Jewish tradition wasn’t the flame that ignited Falk’s research. He was born in Frankfurt to very secular parents. His bar mitzvah celebration was held at home and he did no more than read the haftara. He was also brought up in the left-wing Hashomer Hatzair youth movement.

“I’m an atheist, but my wife says that we’re anti-religious and that’s true in the sense that religious coercion plays a big part in our lives in Jerusalem. I was raised on the need to be tolerant, but I myself am not at all tolerant toward religious extremists.”

He and his wife Ruma, a psychologist, married 53 years ago in Stockholm, Sweden, where Falk attended university. In lieu of a wedding canopy, the chief rabbi stretched a kaffiyeh over their heads. There was no minyan (prayer quorum) and the rabbi recited only a brief text. Their unusual ketuba (Jewish marriage contract) caused problems for the couple upon their return to Israel. Falk’s father was a pediatrician, the director of the pediatric department at a hospital in Haifa, who made caring for the children of Yemenite immigrants his life’s work. “Whenever people talk about the kidnapping of Yemenite children I get mad because there was extraordinary devotion to these children,” says Falk.

Falk has stored on his computer a series of photographs of Yemenite children before they were hospitalized and after they received treatment.

“The children who recovered were transferred to the Omna children’s home in Neveh Sha’anan and after a time they had to be discharged from there, too, and some of the children were put up for adoption. I don’t want to say that no one ever engaged in any monkey business or that they didn’t sell a child or two. I know that about 70 children went missing from all the hospitals, and I also know the sort of dedication with which my father and his team cared for these children in the conditions that existed then.”

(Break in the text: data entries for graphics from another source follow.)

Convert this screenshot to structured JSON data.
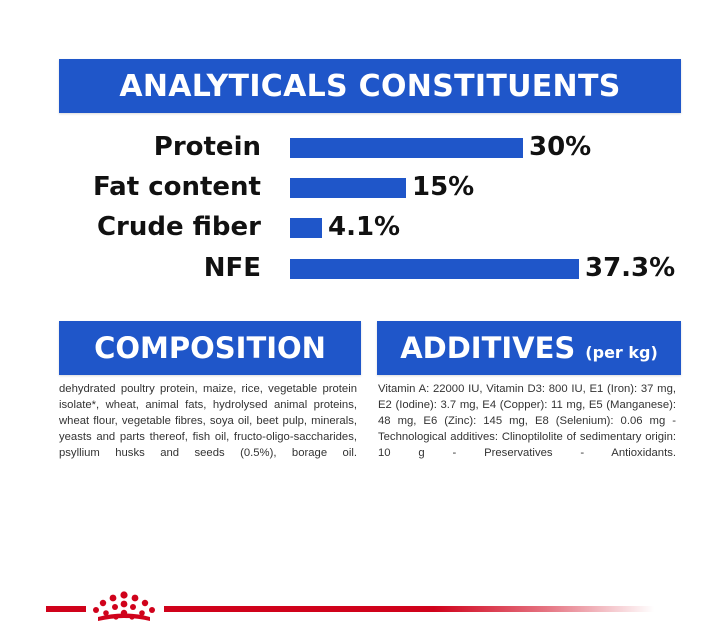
{
  "colors": {
    "brand_blue": "#1f56c9",
    "brand_red": "#d0021b"
  },
  "analyticals": {
    "title": "ANALYTICALS CONSTITUENTS",
    "rows": [
      {
        "label": "Protein",
        "value_text": "30%",
        "value": 30
      },
      {
        "label": "Fat content",
        "value_text": "15%",
        "value": 15
      },
      {
        "label": "Crude fiber",
        "value_text": "4.1%",
        "value": 4.1
      },
      {
        "label": "NFE",
        "value_text": "37.3%",
        "value": 37.3
      }
    ]
  },
  "composition": {
    "title": "COMPOSITION",
    "text": "dehydrated poultry protein, maize, rice, vegetable protein isolate*, wheat, animal fats, hydrolysed animal proteins, wheat flour, vegetable fibres, soya oil, beet pulp, minerals, yeasts and parts thereof, fish oil, fructo-oligo-saccharides, psyllium husks and seeds (0.5%), borage oil."
  },
  "additives": {
    "title": "ADDITIVES",
    "unit": "(per kg)",
    "text": "Vitamin A: 22000 IU, Vitamin D3: 800 IU, E1 (Iron): 37 mg, E2 (Iodine): 3.7 mg, E4 (Copper): 11 mg, E5 (Manganese): 48 mg, E6 (Zinc): 145 mg, E8 (Selenium): 0.06 mg -Technological additives: Clinoptilolite of sedimentary origin: 10 g - Preservatives - Antioxidants."
  },
  "footer": {
    "logo_icon": "royal-canin-crown-icon"
  }
}
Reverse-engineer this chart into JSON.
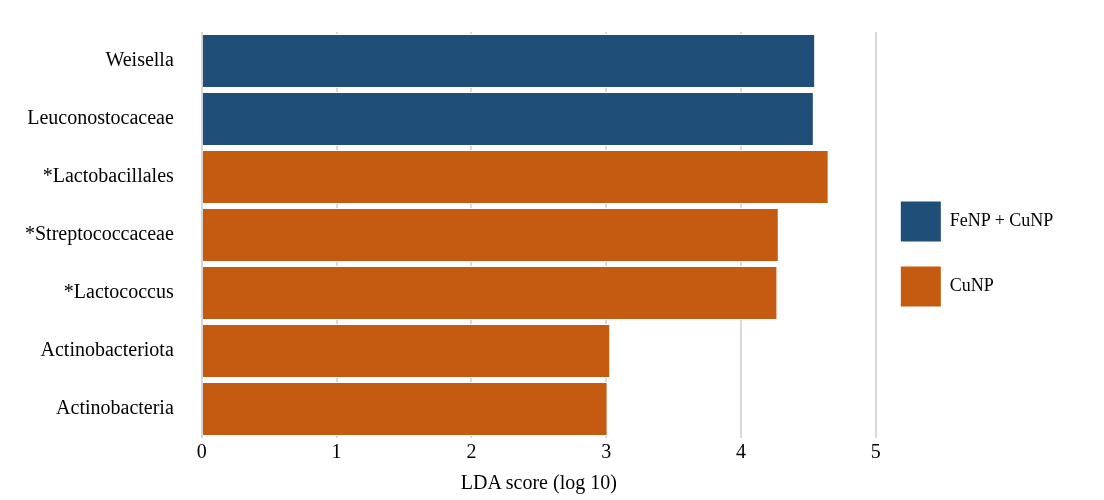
{
  "chart_data": {
    "type": "bar",
    "orientation": "horizontal",
    "xlabel": "LDA score (log 10)",
    "categories": [
      "Weisella",
      "Leuconostocaceae",
      "*Lactobacillales",
      "*Streptococcaceae",
      "*Lactococcus",
      "Actinobacteriota",
      "Actinobacteria"
    ],
    "series": [
      {
        "name": "FeNP + CuNP",
        "color": "#1f4e79",
        "values": [
          4.55,
          4.54,
          null,
          null,
          null,
          null,
          null
        ]
      },
      {
        "name": "CuNP",
        "color": "#c55a11",
        "values": [
          null,
          null,
          4.65,
          4.28,
          4.27,
          3.03,
          3.01
        ]
      }
    ],
    "xlim": [
      0,
      5
    ],
    "xticks": [
      0,
      1,
      2,
      3,
      4,
      5
    ],
    "grid": "x",
    "legend": "right"
  }
}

How is this addressed in your research?

“In the book I wanted to consciously convey that things must be viewed in the context of their time. You can’t judge the people of the 1920s and ’30s according to the post-Holocaust view of eugenics. In the period I’m discussing, eugenics was an accepted science as a good and important scientific framework. Without question, in that period of the early years of the state, there was terrible paternalism also in relation to the children from Yemen …

“Zionism also had strong elements of nationalism and colonialism. At the peak of the colonial period, Herzl said that Palestine is empty. Arthur Ruppin imported the Yemenites as foreign workers, as a cheap labor force, which is a terrible thing, but it was also the colonialist outlook of his time. It should be judged in terms of the criteria of the time.”

What about the myth of the Jewish genius?

“The question isn’t whether it’s a myth, but rather whether it has any biological basis. It has no such basis.”